Passive respondents can be turned into promoters if you apply the suggestions you receive from these customers. Otherwise, passives might become detractors if you ignore the complaints of your users.
Detractors are users of your software who are unhappy with your product/service. These respondents are damaging to your company’s image and brand reputation. Furthermore, having a large number of detractors will be a significant detriment to the growth of your business.
If you find that your software is getting a high amount of detractors, you need to address their concerns as soon as possible. This is essential if you want to improve customer satisfaction and potentially turn these detractors into promoters.
Calculating a Net Promoter Score
To calculate an NPS, you have to subtract the percentage of promoters from the percentage of detractors. The result is your NPS.
Having an NPS above 0 is considered good. This means your software has an overall satisfied userbase. Furthermore, a positive NPS suggests your business is likely to grow as your users are likely to recommend the use of your software.
According to Bain & Co., the founders of NPS, having a score of 20 is favorable. With a score of 50, your product is ranked as excellent. And with a score above 80, you can consider your product/service as “world-class.”
Here is the NPS for some of the biggest companies:
How to Implement the Net Promoter Score?
Now that we’ve established how the NPS works, we can discuss how to properly implement the NPS for your software. Generally, there are 3 steps you need to accomplish to properly implement the NPS.
- Identify the best method of engaging your users – You can deliver the NPS survey to your users in a few ways. With an in-app survey or through other means like a simple email. However, you need to determine the least intrusive method to deliver the survey to your users.
- Determine the goals of your survey – You need to align your survey question with the information you want to collect. Do you want to know your customers are satisfied with your software? Or do you want to determine if they’re willing to recommend your software?

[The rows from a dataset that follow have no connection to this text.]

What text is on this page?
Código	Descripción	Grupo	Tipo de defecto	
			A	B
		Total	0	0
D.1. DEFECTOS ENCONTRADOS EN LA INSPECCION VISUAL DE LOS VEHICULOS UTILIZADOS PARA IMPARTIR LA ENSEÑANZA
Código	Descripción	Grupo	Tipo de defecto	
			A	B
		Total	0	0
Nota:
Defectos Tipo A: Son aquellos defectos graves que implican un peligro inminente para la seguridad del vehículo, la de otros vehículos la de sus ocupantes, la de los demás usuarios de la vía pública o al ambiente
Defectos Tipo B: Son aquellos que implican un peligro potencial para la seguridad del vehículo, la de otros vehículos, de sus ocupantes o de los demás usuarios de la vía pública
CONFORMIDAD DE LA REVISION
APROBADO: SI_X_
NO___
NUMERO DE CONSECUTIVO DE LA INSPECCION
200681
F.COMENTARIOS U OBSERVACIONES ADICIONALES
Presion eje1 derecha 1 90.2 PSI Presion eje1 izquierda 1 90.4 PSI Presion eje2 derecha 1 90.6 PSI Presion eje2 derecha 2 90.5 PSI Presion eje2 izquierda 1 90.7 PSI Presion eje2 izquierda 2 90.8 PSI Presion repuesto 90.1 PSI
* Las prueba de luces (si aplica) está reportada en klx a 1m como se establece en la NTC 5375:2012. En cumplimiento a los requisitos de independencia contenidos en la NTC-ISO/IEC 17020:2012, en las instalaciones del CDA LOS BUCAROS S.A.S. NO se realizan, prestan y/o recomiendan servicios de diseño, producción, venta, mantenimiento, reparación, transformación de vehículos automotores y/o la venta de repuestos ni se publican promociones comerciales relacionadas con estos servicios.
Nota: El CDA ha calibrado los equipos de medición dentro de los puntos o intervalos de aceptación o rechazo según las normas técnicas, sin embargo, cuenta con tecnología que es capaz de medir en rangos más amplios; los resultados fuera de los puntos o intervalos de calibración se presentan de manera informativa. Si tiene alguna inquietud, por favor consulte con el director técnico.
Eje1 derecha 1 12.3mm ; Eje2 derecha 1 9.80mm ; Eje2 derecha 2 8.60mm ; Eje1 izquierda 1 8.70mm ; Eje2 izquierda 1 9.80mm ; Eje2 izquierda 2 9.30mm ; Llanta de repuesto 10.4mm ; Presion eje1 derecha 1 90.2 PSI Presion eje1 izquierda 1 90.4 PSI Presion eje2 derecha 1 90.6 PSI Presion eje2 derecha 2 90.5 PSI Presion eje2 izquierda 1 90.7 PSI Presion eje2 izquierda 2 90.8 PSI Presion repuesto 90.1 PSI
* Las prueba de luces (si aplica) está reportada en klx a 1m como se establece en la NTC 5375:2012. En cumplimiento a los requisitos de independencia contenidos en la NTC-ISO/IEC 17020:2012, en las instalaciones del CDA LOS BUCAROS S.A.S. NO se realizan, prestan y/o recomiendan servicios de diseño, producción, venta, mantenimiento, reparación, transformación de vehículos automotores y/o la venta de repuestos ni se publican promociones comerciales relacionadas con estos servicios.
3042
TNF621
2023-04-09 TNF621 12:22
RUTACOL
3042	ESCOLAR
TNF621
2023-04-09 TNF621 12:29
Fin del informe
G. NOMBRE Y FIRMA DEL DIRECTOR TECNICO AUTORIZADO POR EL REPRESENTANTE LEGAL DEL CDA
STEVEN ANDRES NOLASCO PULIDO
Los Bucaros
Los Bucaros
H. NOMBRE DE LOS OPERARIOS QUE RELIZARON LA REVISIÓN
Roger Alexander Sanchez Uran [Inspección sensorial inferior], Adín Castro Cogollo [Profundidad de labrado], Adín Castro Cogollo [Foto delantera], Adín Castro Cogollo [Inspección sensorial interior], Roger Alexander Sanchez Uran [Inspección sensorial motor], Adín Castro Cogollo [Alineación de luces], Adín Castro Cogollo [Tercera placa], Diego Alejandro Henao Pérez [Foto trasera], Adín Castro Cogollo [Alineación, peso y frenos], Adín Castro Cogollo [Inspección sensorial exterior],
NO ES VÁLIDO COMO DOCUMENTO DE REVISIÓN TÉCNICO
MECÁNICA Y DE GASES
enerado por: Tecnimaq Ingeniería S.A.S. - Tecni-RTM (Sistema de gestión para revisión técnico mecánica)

- Integrate the survey into NPS software – To implement a survey, you need to work with NPS software. Using the best software with the most robust features can improve the collection of your NPS.
Through proper implementation of NPS, you can ensure the growth of your software and improve the scope of your userbase.
Using NPS for Your Product’s Success
Calculating and monitoring your NPS is a key part of your business. It helps you focus on what you can do better and see how likely it is your product will be referred to others. By keeping tabs on your product or service, you’re improving your chances of having a successful product launch.